Roberto contemplaba esta maniobra de precisión desde el único ventanal del
Edificio.
Nunca
se cruzó con un “visitante” y menos aún con un “preso” desconocía como se
“abastecía” el Edificio de ellos, no llegaban camiones, que él supiera, las
vías del tren estaban desiertas a todas horas y los zeppelines pasaban de
largo.
—¿Cuántas
mujeres tiene Hinojosa?- le preguntó su custodio, un tal Malone de aspecto
intimidante, al poco Roberto descubrió que era buena persona, un buen hombre de
su casa.
—No
estoy casado Malone.
—¡Eso
es tan antisocial como tener una sola esposa Hinojosa! o más, yo diría que más.
Yo tengo tres, una de ellas es mi prima, la más joven, un encanto de chica. Es
un poco moderna, trabaja fuera de casa y todo, las demás se ocupan de los
críos, este trabajo es duro Hinojosa, nada como llegar al castillo y que este
se encuentre como debe. Una buena cerveza y los niños corriendo a
tus brazos.
—Le
felicito Malone. Espero algún día tener todo eso, tiempo al tiempo,- mintió.
—¿Cuál
es la diferencia ,Malone?-coló la pregunta de golpe esperando pillar
desprevenido al custodio.
—¿Entre
presos y visitantes, claro está?
—Claro
está.- Imitó Roberto sin pretender ser irónico para conseguir todo lo
contrario. Malone no lo tomó a mal de todas las maneras. Perecía con ganas de
explicar aquel misterio que rondaba su cabeza desde niño.
—El
Visitante llega al Edificio por voluntad propia, él sabe que algo no funciona
de manera correcta en su sentido de la ciudadanía, le atormenta esa cuestión.
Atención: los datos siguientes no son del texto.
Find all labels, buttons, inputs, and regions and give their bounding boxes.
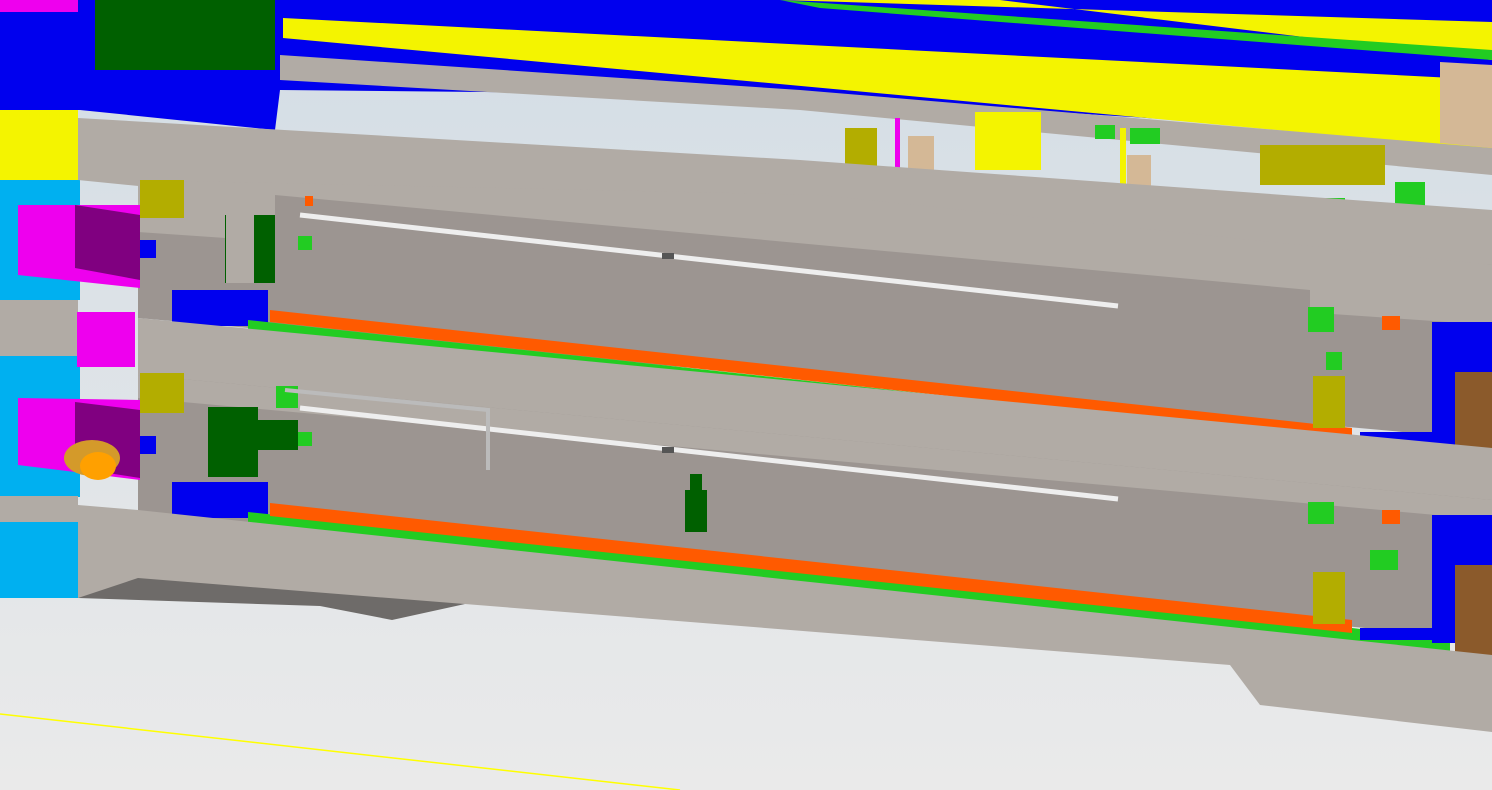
equipment-green-1	[1095, 125, 1115, 139]
c2-pipe-joint	[662, 447, 674, 453]
c1-green-small	[298, 236, 312, 250]
ship-section-model[interactable]	[0, 0, 1492, 790]
c2-right-orange	[1382, 510, 1400, 524]
middle-magenta-block	[77, 312, 135, 367]
c2-yellow-box	[140, 373, 184, 413]
c2-dark-green-box-2	[258, 420, 298, 450]
c2-dark-green-post-cap	[690, 474, 702, 492]
c2-dark-green-box	[208, 407, 258, 477]
left-hull-strip-1	[0, 300, 78, 356]
left-yellow-block	[0, 110, 78, 180]
c2-right-green-2	[1370, 550, 1398, 570]
c1-yellow-box	[140, 180, 184, 218]
c2-right-olive-box	[1313, 572, 1345, 624]
c2-right-green-1	[1308, 502, 1334, 524]
left-hull-strip-2	[0, 496, 78, 522]
equipment-green-right-2	[1395, 182, 1425, 207]
c1-right-green-1	[1308, 307, 1334, 332]
equipment-column-3	[975, 112, 1041, 170]
c2-dark-green-post	[685, 490, 707, 532]
c1-pipe-joint	[662, 253, 674, 259]
left-magenta-top	[0, 0, 78, 12]
c1-grey-box	[226, 215, 254, 283]
equipment-green-2	[1130, 128, 1160, 144]
c1-orange-small	[305, 196, 313, 206]
c1-blue-small	[140, 240, 156, 258]
upper-tan-block	[1440, 62, 1492, 148]
left-cyan-block-lower	[0, 520, 78, 598]
c2-right-brown-door	[1455, 565, 1492, 657]
c2-blue-small	[140, 436, 156, 454]
c1-right-orange	[1382, 316, 1400, 330]
upper-dark-green-block	[95, 0, 275, 70]
c2-right-blue-floor	[1360, 628, 1445, 640]
3d-model-viewport[interactable]	[0, 0, 1492, 790]
left-blue-top	[0, 0, 80, 110]
equipment-olive-right	[1260, 145, 1385, 185]
c1-blue-base	[172, 290, 268, 326]
c1-right-green-2	[1326, 352, 1342, 370]
c2-green-small	[298, 432, 312, 446]
c1-purple-cabinet	[75, 205, 140, 280]
c2-orange-barrel-end	[80, 452, 116, 480]
c1-right-olive-box	[1313, 376, 1345, 428]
Ingresa para curarse, el visitante puede marcharse cuando desee. Pasado el
segundo nivel, el Encaste, ya no hay marcha atrás, pero da igual, el visitante,
créame Hinojosa, prefiere seguir su tratamiento. Reconocida su culpa pasa a la
categoría de Preso.
Cruzaron
el pasillo central que lleva a los elevadores, bajo ellos los Tres Niveles:
Recepción, Encaste y Ciudadanía. Por primera vez se adentraría en el corazón y
razón de ser del Edificio. Todo fue un chasco, ni presos, ni visitantes. Los
cuidadores rondaban para acá y para allá enfundados en monos amarillos, rojos o
negros según el nivel., atareados en cosas que le parecieron absurdas. En una
habitación tan grande como un hangar de zeppelín un encargado aleccionaba a una
tanda de educadores novatos. Estaba subido en una rueda de caucho y gritaba.
Sus palabras eran sacudidas sonoras, como golpes, marcaban un ritmo hipnótico,
Roberto no entendió casi nada. Su curiosidad por ver algún preso o como mínimo
un visitante se acrecentó.
El
encargado señaló una de las paredes, estaba acristalada, en filas de a dos
hombres y mujeres la cruzaron. Si bien sus caras no mostraban felicidad,
tampoco angustia o miedo. Sus cuerpos permanecían dignos, no se apreciaba
desnutrición ni maltrato parecía un grupo de turistas visitando un museo.
—¡Esa
es su materia prima cuidadores! : personas.- Gritó el encargado con más brío
que antes-, les deben respeto, es un material más valioso que vosotros mismos,
es la maquinaria que mueve el país. No lo olviden. Ahora son personas cuando
abandonen el Edificio serán Ciudadanos.